Quote: (03-31-2014 10:35 PM)Laurifer Wrote:  

Two year old TED talk.

To sum up the video, he claims that the epidemic of dietary diseases in America and the West is caused by a diet that has emphasized meat and dairy. He states that all the diets of early civilizations originated on starches as their staple: corn for the Aztecs and Maya, potatoes for the Inca, wheat for the civilizations of the Levant, and rice in the far East. Meat was usually reserved for royalty whom he says almost always died over weight and diseased ridden.

I've heard this before, mostly from Vegans. Tony Gonzalez, who's a part time vegan said something similar. @Maciano, I agree. In past times our ancestors had another word for Veganism, it was called "starvation".

There's an exhibit on the Maya currently at my local museum of natural history. One part shows where they did scans of skulls of the Maya. An enormous number of them had absolutely horrible teeth from their diet of corn. There's lots of evidence to suggest that unhealthy teeth are one of the worst things for your health - really nasty infections can fester in the root canal and when they abscess and burst, you're letting a bunch of really virulent organisms loose in your body.

In addition the paleo argument is that for the almost 2 million years humans lived pre-civilization, they ate what we call a "paleo" diet. I think that probably humans discovered grains and potatoes long before they settled down, so the hard core paleo types probably have their archaeology wrong.

Personally, if grain is such a bad thing, I wonder how the rise of agriculture caused humans to create civilizations and become the dominant species on earth. There's a gigantic advantage to grains and potatoes - they store well and having good food storage ties you to one place but also is insurance that you'll still be eating through hard times.

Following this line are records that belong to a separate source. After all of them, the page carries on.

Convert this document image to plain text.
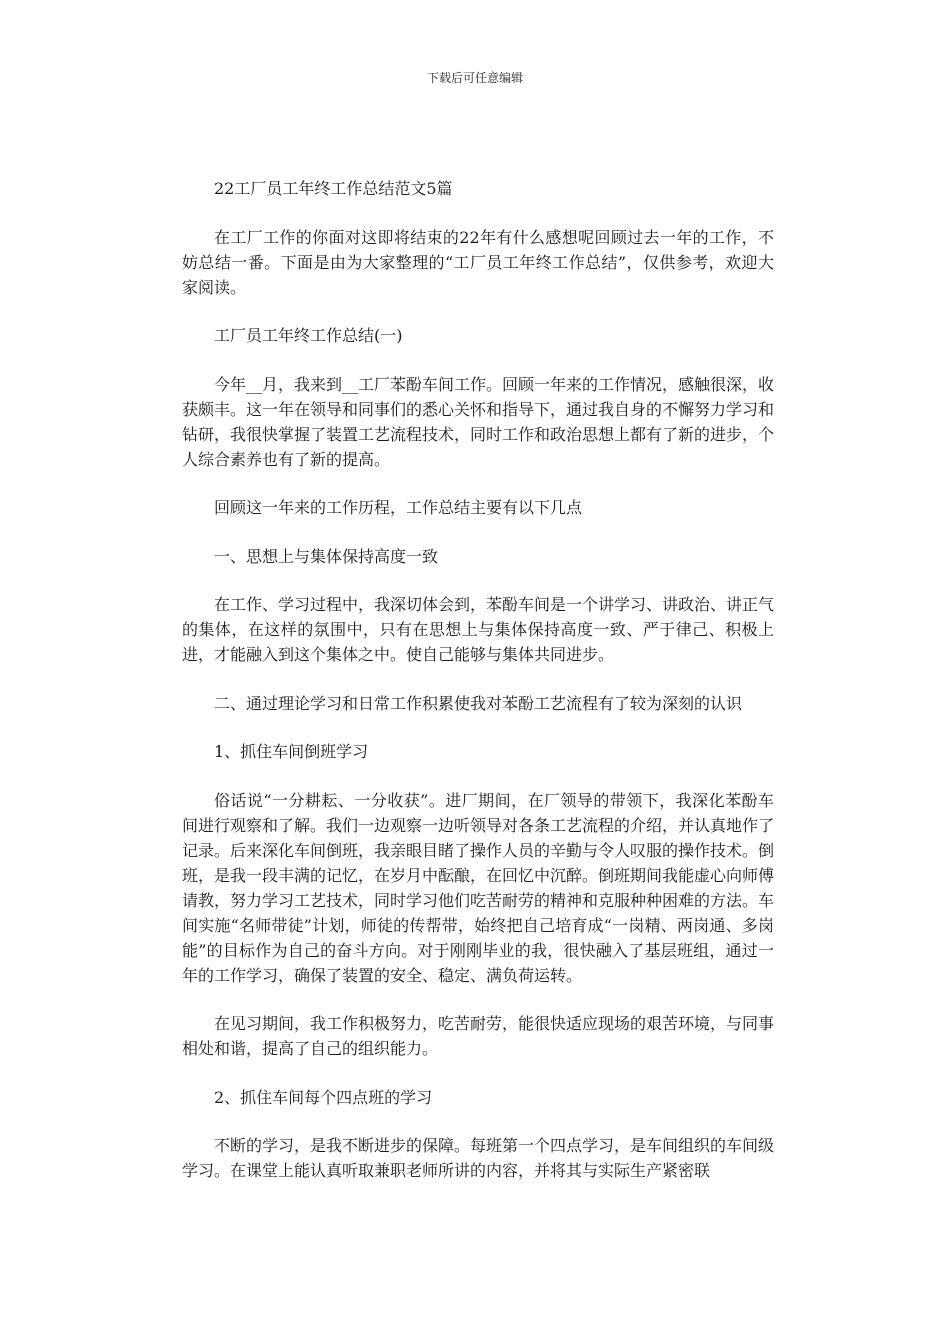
下载后可任意编辑

22工厂员工年终工作总结范文5篇

在工厂工作的你面对这即将结束的22年有什么感想呢回顾过去一年的工作，不妨总结一番。下面是由为大家整理的“工厂员工年终工作总结”，仅供参考，欢迎大家阅读。

工厂员工年终工作总结(一)

今年__月，我来到__工厂苯酚车间工作。回顾一年来的工作情况，感触很深，收获颇丰。这一年在领导和同事们的悉心关怀和指导下，通过我自身的不懈努力学习和钻研，我很快掌握了装置工艺流程技术，同时工作和政治思想上都有了新的进步，个人综合素养也有了新的提高。

回顾这一年来的工作历程，工作总结主要有以下几点

一、思想上与集体保持高度一致

在工作、学习过程中，我深切体会到，苯酚车间是一个讲学习、讲政治、讲正气的集体，在这样的氛围中，只有在思想上与集体保持高度一致、严于律己、积极上进，才能融入到这个集体之中。使自己能够与集体共同进步。

二、通过理论学习和日常工作积累使我对苯酚工艺流程有了较为深刻的认识

1、抓住车间倒班学习

俗话说“一分耕耘、一分收获”。进厂期间，在厂领导的带领下，我深化苯酚车间进行观察和了解。我们一边观察一边听领导对各条工艺流程的介绍，并认真地作了记录。后来深化车间倒班，我亲眼目睹了操作人员的辛勤与令人叹服的操作技术。倒班，是我一段丰满的记忆，在岁月中酝酿，在回忆中沉醉。倒班期间我能虚心向师傅请教，努力学习工艺技术，同时学习他们吃苦耐劳的精神和克服种种困难的方法。车间实施“名师带徒”计划，师徒的传帮带，始终把自己培育成“一岗精、两岗通、多岗能”的目标作为自己的奋斗方向。对于刚刚毕业的我，很快融入了基层班组，通过一年的工作学习，确保了装置的安全、稳定、满负荷运转。

在见习期间，我工作积极努力，吃苦耐劳，能很快适应现场的艰苦环境，与同事相处和谐，提高了自己的组织能力。

2、抓住车间每个四点班的学习

不断的学习，是我不断进步的保障。每班第一个四点学习，是车间组织的车间级学习。在课堂上能认真听取兼职老师所讲的内容，并将其与实际生产紧密联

I think the truth is somewhere in the middle. The real problem is that it's way too easy to get calories in the West today, and on top of that, the majority of work is sedentary. When I track my calories, it's easy to see how you can load up on foods that provide calories but no other nutrition. If you've going to stick to a 2000 calorie diet, you have to emphasize a paleo-ishdiet in order to get a proper array of nutrients, or you're going to need to supplement with a multivitamin, which is just plain dumb - even organic produce is cheaper than multivitamins.